A regularised slender-body theory of non-uniform filaments

Resolving the detailed hydrodynamics of a slender body immersed in highly-viscous Newtonian fluid has been the subject of extensive research, applicable to a broad range of biological and physical scenarios. In this work, we expand upon classical theories developed over the past fifty years, deriving an algebraically-accurate slenderbody theory that may be applied to a wide variety of body shapes, ranging from biologically-inspired tapering flagella to highly-oscillatory body geometries with only weak constraints, most-significantly requiring that cross sections be circular. Inspired by well-known analytic results for the flow around a prolate ellipsoid, we pose an ansatz for the velocity field in terms of a regular integral of regularised Stokes-flow singularities with prescribed, spatially-varying regularisation parameters. A detailed asymptotic analysis is presented, seeking a uniformly-valid expansion of the ansatz integral, accurate at leading algebraic order in the geometry aspect ratio, to enforce no slip boundary conditions and thus analytically justify the slender-body theory developed in this framework.
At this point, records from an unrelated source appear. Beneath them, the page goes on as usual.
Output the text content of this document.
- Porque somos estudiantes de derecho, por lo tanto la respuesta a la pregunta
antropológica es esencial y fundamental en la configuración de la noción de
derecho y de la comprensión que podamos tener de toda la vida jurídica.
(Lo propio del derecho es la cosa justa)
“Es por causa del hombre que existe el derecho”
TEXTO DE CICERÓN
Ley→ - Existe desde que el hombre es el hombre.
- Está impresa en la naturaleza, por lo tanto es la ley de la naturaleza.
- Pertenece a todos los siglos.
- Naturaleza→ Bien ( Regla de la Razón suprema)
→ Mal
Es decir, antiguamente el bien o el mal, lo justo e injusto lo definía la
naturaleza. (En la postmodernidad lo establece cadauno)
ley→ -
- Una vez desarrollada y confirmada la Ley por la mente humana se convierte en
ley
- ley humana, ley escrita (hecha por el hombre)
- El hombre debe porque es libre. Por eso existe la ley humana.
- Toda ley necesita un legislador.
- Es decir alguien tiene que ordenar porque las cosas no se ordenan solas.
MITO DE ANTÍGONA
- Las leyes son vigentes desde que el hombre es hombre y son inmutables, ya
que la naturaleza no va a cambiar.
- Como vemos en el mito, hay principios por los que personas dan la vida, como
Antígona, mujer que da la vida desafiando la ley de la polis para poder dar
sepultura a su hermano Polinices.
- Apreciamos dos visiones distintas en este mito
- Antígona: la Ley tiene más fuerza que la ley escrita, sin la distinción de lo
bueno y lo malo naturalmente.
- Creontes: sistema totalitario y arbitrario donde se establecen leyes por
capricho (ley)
The regularisation within the ansatz additionally affords significant computational simplicity for the subsequent slender-body theory, with no specialised quadrature or numerical techniques required to evaluate the regular integral. Furthermore, in the special case of slender bodies with a straight centreline in uniform flow, we derive a slender-body theory that is particularly straightforward via use of the analytic solution for a prolate ellipsoid. We evidence the validity of our simple theory by explicit numerical example for a wide variety of slender bodies, and highlight a potential robustness of our methodology beyond its rigorously-justified scope.